The return of tourism in Nusa Penida is causing a mixed response for community leaders in the area. The Klungkung regency government has raised concerns that seaweed farmers are abandoning their crops in return for work in the tourism sector, diminishing progress that was made to the local economy during the pandemic.
When Covid-19 hit Nusa Penida many local people turned to seaweed farming as a form of income. The initiative helped to stabilize the local economy and supported the whole community. As tourism has returned, the local governments are concerned that progress will backtrack and the local economy will become dependent on risky tourism again.

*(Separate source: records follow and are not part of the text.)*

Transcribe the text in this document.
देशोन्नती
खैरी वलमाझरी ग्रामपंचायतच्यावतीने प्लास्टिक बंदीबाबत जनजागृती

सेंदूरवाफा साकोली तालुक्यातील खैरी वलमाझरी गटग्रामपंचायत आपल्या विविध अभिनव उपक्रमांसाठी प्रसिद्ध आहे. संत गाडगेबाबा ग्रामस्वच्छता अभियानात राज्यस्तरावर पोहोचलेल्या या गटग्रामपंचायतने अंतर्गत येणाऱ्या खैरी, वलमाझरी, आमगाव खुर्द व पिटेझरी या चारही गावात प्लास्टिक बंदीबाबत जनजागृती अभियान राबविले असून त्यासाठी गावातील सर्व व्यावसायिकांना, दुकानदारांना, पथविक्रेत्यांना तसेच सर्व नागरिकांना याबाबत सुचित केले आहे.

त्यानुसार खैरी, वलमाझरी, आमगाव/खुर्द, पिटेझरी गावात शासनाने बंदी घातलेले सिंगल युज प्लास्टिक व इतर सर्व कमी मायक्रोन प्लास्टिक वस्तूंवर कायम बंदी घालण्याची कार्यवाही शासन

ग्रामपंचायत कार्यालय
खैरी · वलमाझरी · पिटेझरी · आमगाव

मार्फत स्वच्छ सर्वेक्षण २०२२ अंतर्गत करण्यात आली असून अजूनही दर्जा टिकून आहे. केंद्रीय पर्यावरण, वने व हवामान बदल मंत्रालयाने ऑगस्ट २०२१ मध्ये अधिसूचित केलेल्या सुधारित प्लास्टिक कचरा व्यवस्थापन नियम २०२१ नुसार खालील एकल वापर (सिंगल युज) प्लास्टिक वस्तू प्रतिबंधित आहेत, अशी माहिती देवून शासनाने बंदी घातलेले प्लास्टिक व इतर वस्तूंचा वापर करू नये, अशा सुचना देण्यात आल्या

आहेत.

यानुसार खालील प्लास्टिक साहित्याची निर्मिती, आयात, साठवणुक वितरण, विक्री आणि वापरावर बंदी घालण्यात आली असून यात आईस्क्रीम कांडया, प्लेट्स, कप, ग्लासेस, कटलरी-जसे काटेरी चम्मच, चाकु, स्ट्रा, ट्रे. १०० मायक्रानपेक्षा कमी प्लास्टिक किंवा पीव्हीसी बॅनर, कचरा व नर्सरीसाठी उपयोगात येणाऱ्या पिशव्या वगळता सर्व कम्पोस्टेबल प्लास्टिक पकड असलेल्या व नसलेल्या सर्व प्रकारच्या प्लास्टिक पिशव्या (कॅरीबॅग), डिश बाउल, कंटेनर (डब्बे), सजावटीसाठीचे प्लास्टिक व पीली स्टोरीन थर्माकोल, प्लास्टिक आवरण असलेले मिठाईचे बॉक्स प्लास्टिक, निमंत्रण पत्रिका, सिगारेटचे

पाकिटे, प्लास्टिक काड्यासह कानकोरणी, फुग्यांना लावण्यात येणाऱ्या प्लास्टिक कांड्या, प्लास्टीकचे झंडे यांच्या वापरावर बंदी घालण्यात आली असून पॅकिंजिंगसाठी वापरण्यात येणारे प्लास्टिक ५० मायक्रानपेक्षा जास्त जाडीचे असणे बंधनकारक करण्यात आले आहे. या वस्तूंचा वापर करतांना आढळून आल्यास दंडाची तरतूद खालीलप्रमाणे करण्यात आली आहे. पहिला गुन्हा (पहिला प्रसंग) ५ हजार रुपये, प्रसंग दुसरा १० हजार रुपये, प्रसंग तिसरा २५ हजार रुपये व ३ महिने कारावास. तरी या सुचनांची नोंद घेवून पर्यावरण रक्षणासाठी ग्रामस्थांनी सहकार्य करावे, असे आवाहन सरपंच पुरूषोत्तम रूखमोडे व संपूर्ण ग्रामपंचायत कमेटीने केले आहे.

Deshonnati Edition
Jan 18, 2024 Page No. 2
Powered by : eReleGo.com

A member of the Klungkung regency government, I Made Satria, said spoke at the plenary meeting on Tuesday. He said that it was the regency’s responsibility to work with local seaweed farmers to continue their profitable farming efforts to diversify and strengthen the local economy. He stated that seaweed farming can complement tourism in the area and should not be shunned in favor of dependency on the tourism market.
In response, Klungkung Regent I Nyoman Suwirta, said that he has collaborated with the seaweed farmers in Nusa Penida. He said that he and his teams had cooperated with seaweed farmers to market the product, design new management protocols and systems for the production of seaweed products that can be sold to tourists and exported to foreign markets. These products include dish soap, skin products, and seaweed snacks.
The Head of the Klungkung Food and Fisheries Security Service, Dewa Ketut Sueta Negara, also spoke and shared how his teams have been working to incentivize the seaweed farmer’s efforts. He stated how he had been working with the community to blend tourism and seaweed farming to help promote both industries since tourism remains unstable and seaweed farming is far more predictable and controllable.
He said ‘We continue to provide assistance, facilitate access to assistance, maintain good seaweed prices, protect land use from seaweed farmers’.
Sueta continued to say that when tourism had to be abandoned in Nusa Penida that the income generated from seaweed farming was sufficient to support the community’s economy. He shared that he hoped that lessons had been learned from the pandemic and that local seaweed farmers could continue to receive support from the regency government to grow the reliable industry. He said ‘They [seaweed farmers] learn from experience when the tourism sector was quiet due to the Covid-19 pandemic’.
Despite the economy in Bali being decimated by the loss of tourism, there were some silver linings to manifest from the tragedy. Across the board, farming exports increased in value, with coffee recently being named as the savior of Bali’s economy.
Over the course of the pandemic, coffee exports from Bali boomed and show no sign of slowing down. This news also led leaders in the Bali coffee sector to advise farmers not to return to tourism when profits from coffee were high and reliable. If the pandemic has bought any lessons to Bali it is that the economy needs to eye stronger and more diverse than to rely on tourism for over 60% of its income.
For example, Bali’s coffee exports improved over the course of the pandemic, both in terms of value and volume. In 2020 Bali exported 87.7 tons of coffee beans, with a value of IDR 8.05 billion, an increase on 2019. In 2021 this increased again, with the island exporting 154.9 tons to international exporters, generating IDR 10.7 billion.
Leaders in the coffee sector met in June 2022 to discuss the future of coffee farming on the Island of the Gods. I Dewa Agung Putra Agung, who is a coffee exporter, told the room of coffee experts, that the sector needed more support for the smooth exportation of coffee products. That the limiting factor for Bali’s coffee industry was the automation of documentation for the strict paperwork requirements to import coffee to neighboring countries in Asia and across Europe.
While tourism in Bali will remain the island’s mainstay income for decades to come, it is a smart move to continue to invest and develop profitable agriculture to support the economy at a local community level and from an island-wide perspective.